The expected compromise on stablecoins may not completely align with the interests of the crypto industry. However, it is crucial for fostering growth within the sector under a clearer regulatory framework.
During a recent discussion on CNBC’s Squawk Box, Novogratz underscored the serious intent from both Democratic and Republican senators to finalize an agreement. He believes that this prevailing bipartisan interest will ultimately push the bill through.
A central area of contention revolves around interest payments associated with stablecoins. Large banks have been actively lobbying against provisions that could potentially lead to a significant withdrawal of deposits. Novogratz remarked that traditional banks offer minimal interest rates compared to what stablecoins might provide, raising the specter of deposit flight.

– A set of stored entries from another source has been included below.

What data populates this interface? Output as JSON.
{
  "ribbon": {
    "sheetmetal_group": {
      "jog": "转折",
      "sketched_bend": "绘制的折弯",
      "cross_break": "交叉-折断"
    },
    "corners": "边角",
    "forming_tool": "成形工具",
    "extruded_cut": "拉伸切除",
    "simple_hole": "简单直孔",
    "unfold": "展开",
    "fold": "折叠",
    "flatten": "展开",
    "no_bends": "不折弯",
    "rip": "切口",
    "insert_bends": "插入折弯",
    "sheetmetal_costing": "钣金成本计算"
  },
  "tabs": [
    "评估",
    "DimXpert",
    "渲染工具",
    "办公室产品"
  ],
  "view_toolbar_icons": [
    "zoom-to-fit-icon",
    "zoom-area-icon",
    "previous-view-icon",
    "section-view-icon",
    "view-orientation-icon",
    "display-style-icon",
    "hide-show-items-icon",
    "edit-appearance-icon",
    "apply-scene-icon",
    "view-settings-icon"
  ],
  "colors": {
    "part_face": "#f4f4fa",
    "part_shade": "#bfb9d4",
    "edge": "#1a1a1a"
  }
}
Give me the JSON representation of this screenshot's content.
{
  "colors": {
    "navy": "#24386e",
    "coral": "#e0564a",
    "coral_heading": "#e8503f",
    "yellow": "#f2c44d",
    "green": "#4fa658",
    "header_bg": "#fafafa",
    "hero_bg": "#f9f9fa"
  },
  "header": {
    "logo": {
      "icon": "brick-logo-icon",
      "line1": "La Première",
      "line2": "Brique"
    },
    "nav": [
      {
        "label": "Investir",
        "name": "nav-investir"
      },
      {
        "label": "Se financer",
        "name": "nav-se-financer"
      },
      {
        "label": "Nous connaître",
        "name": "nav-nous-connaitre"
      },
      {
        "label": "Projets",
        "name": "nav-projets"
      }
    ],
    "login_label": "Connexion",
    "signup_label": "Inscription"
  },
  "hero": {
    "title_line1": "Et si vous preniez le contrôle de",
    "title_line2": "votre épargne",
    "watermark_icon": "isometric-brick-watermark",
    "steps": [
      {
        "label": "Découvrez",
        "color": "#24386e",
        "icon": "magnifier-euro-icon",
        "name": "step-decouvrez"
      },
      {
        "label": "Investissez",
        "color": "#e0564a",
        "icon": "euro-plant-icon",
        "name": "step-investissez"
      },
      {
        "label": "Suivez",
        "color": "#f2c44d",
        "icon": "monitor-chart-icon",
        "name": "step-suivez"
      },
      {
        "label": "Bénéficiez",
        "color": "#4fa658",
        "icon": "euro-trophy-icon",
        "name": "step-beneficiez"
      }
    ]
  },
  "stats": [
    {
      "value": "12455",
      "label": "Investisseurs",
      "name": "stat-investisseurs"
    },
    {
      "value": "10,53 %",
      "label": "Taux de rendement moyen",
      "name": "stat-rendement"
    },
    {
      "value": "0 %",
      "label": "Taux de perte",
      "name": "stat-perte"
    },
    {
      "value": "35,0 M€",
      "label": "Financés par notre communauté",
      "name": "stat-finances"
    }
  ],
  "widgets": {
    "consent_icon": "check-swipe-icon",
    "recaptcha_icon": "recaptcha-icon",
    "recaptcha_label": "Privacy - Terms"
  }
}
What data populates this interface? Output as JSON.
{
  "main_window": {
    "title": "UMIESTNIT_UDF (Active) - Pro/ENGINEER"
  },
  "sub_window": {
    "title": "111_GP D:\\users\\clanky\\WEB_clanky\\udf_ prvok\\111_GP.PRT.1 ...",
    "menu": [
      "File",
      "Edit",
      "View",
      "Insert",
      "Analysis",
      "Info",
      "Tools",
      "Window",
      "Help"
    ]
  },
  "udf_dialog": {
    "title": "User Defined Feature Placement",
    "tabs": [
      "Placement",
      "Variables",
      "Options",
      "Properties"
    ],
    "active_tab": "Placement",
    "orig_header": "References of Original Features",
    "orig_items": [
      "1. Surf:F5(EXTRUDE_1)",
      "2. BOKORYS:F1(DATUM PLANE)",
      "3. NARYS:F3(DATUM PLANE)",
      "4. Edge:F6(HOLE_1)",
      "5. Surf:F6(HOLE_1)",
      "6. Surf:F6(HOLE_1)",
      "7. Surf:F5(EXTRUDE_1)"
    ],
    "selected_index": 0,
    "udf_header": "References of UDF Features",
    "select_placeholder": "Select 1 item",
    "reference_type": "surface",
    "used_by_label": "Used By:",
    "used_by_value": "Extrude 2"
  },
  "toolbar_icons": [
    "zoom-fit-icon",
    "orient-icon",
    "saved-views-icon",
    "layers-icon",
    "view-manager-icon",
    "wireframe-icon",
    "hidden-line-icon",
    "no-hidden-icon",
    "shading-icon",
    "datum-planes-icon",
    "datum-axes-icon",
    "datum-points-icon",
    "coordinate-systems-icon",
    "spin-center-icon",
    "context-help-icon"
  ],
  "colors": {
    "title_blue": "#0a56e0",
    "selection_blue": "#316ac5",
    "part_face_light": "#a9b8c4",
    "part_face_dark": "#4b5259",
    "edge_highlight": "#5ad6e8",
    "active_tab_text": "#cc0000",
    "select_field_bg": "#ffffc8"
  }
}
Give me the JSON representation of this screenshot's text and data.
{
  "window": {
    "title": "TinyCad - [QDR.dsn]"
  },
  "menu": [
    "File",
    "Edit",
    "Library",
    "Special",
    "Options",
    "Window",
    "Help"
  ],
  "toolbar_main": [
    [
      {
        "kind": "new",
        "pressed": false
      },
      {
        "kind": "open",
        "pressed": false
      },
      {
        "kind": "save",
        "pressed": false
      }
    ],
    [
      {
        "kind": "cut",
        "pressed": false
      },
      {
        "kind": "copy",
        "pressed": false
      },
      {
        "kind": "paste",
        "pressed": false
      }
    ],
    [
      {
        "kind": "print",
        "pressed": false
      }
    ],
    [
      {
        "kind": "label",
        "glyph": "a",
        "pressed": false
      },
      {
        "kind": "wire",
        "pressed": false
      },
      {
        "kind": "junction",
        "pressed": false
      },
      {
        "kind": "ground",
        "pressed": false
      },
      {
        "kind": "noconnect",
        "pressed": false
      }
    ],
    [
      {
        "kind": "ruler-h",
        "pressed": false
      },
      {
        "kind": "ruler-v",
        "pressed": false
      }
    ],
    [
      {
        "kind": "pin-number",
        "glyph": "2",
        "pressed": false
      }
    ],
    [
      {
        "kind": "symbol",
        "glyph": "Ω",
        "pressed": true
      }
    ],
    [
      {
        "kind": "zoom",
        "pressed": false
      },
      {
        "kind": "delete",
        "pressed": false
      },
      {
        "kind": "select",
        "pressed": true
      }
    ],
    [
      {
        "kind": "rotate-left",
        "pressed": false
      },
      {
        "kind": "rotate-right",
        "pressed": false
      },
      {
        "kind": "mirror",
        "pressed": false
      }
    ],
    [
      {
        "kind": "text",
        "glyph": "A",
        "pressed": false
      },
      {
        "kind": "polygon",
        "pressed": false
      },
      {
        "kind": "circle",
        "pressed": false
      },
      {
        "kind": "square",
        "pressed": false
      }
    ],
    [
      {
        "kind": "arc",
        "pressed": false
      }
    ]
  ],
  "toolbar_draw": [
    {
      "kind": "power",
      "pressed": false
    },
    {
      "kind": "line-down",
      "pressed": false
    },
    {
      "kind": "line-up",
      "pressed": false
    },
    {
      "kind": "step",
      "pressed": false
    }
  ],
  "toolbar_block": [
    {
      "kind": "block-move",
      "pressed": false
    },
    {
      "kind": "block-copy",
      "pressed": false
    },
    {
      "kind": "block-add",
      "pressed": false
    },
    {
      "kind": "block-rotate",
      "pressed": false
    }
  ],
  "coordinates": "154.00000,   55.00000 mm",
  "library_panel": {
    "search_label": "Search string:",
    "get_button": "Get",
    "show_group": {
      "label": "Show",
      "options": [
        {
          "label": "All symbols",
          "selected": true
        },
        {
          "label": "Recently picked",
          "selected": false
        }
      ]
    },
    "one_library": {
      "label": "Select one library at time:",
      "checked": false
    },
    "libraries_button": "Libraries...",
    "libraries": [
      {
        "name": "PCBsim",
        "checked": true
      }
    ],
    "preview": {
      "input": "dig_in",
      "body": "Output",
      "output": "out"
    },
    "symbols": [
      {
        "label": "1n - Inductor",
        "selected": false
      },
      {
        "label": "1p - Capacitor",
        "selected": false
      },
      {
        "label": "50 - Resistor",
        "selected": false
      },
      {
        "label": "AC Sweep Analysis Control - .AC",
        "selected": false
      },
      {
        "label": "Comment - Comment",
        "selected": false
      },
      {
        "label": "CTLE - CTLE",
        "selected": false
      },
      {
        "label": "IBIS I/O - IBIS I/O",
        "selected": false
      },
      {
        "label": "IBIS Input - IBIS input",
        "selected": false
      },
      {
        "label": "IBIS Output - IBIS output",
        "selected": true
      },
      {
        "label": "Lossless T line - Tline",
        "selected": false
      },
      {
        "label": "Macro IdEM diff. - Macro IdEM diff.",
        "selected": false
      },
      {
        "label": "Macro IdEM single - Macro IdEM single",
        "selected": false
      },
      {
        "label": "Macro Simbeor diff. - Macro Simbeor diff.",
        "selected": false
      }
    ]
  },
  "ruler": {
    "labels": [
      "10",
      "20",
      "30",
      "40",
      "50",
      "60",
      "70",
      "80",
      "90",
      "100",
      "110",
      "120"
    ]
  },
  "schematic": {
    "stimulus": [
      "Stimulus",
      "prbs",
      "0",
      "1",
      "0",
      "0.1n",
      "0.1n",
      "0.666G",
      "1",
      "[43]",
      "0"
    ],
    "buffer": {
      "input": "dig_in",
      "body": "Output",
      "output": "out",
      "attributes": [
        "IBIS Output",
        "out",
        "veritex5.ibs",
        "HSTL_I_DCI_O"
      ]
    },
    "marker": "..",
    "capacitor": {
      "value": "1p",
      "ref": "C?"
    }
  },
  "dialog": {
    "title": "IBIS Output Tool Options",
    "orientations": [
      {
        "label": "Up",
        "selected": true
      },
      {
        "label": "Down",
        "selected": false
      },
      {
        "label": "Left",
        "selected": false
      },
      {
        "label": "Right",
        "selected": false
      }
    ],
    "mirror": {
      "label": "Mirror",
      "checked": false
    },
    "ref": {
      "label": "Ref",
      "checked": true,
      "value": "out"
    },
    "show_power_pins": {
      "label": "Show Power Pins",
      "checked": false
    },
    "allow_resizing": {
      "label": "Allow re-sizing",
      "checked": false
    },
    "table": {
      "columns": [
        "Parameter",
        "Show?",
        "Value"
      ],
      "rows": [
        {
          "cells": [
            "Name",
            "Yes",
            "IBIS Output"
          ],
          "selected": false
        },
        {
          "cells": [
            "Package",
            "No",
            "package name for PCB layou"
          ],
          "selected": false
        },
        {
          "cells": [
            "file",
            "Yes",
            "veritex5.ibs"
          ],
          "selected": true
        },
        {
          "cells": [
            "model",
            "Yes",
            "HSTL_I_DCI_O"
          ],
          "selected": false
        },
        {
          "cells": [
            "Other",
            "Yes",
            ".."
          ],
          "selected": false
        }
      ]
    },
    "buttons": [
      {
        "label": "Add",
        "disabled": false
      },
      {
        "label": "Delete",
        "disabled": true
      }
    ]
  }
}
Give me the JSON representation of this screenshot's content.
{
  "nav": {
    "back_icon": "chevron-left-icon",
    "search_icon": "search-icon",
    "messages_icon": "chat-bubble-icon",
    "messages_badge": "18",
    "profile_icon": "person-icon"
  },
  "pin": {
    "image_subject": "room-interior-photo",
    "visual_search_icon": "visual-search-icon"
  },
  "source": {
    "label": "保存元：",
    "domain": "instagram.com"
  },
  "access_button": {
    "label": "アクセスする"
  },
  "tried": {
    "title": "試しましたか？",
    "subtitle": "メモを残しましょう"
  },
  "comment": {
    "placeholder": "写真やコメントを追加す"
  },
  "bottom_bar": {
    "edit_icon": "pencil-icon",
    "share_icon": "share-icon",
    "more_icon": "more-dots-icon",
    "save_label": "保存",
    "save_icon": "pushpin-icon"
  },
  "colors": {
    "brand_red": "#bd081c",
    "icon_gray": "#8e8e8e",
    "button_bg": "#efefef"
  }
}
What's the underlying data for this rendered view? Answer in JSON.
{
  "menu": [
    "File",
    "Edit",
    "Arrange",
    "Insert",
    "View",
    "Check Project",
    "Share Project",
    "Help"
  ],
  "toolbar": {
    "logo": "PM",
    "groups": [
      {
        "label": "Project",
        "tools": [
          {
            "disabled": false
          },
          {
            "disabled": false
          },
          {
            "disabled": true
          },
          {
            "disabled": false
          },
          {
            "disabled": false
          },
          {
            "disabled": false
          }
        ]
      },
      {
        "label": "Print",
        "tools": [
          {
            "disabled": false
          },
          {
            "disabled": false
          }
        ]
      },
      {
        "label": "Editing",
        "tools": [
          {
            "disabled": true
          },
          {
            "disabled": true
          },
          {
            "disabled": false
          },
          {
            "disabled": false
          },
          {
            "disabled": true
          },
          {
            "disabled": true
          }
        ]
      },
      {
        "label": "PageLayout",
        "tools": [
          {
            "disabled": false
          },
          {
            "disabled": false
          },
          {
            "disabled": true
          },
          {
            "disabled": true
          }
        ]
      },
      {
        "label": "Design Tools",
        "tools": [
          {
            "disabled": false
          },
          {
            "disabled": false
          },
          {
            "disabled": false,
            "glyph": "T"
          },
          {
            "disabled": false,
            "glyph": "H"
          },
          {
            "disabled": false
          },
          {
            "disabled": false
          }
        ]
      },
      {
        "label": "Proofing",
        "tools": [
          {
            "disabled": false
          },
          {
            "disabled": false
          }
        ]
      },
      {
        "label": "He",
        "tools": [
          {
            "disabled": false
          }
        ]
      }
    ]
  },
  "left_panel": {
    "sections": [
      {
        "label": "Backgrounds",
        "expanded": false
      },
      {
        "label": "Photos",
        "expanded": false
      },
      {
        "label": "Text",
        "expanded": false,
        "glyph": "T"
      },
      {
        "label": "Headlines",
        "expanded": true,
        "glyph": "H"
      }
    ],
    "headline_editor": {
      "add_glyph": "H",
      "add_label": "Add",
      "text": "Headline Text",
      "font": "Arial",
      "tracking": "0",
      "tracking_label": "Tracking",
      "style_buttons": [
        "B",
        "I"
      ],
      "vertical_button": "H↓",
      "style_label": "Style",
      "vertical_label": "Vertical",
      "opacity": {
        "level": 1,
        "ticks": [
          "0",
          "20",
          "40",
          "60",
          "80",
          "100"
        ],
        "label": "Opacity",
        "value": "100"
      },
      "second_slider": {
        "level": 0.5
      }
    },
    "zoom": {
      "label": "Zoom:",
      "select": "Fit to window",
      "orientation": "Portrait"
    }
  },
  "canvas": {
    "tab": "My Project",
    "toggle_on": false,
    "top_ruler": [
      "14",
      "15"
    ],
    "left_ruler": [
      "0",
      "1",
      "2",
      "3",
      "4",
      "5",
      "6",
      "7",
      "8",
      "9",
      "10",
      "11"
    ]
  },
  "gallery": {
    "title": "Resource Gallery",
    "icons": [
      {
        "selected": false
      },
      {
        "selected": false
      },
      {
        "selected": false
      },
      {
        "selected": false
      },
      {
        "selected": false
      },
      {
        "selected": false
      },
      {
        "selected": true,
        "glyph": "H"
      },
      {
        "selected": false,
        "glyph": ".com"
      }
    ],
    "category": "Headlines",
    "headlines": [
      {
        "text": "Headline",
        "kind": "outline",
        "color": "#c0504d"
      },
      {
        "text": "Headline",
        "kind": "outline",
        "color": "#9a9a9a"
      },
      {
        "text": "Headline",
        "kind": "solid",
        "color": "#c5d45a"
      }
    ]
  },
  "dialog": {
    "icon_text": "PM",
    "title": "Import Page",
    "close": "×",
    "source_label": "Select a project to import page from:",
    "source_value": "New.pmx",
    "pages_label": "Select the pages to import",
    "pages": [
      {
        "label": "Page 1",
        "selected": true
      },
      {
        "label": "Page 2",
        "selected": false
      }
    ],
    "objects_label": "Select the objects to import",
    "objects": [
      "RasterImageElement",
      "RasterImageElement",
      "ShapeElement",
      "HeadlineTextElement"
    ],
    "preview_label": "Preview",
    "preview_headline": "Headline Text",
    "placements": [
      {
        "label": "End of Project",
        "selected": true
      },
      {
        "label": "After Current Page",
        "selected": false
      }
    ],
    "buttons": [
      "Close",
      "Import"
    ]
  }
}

Moreover, he highlighted that restrictive regulations could entrench dominant players in the market, making it tougher for new, compliant stablecoins to emerge. To foster innovation and global acceptance, he emphasized the necessity of integrating some incentives or yields into stablecoin mechanisms.
Despite recognizing that the forthcoming compromise might not be ideal for the crypto landscape, he expressed a sense of urgency in passing the bill to pave the way for industry growth.
As the Senate Banking Committee was scheduled to review the bill this week, discussions were abruptly halted due to opposition from some legislators. Coinbase, a leading player in the crypto sphere, withdrew its support, reflecting broader concerns about reduced regulation oversight and restrictions on interest-like rewards.
The impact of stablecoin incentives is a growing concern among banks, with warnings from financial leaders suggesting that the introduction of such rewards could siphon vast sums, potentially up to $6 trillion, from the banking system.
Senate Democrats plan to take the opportunity to engage with the crypto industry again to resolve these lingering issues as the discussions resume shortly.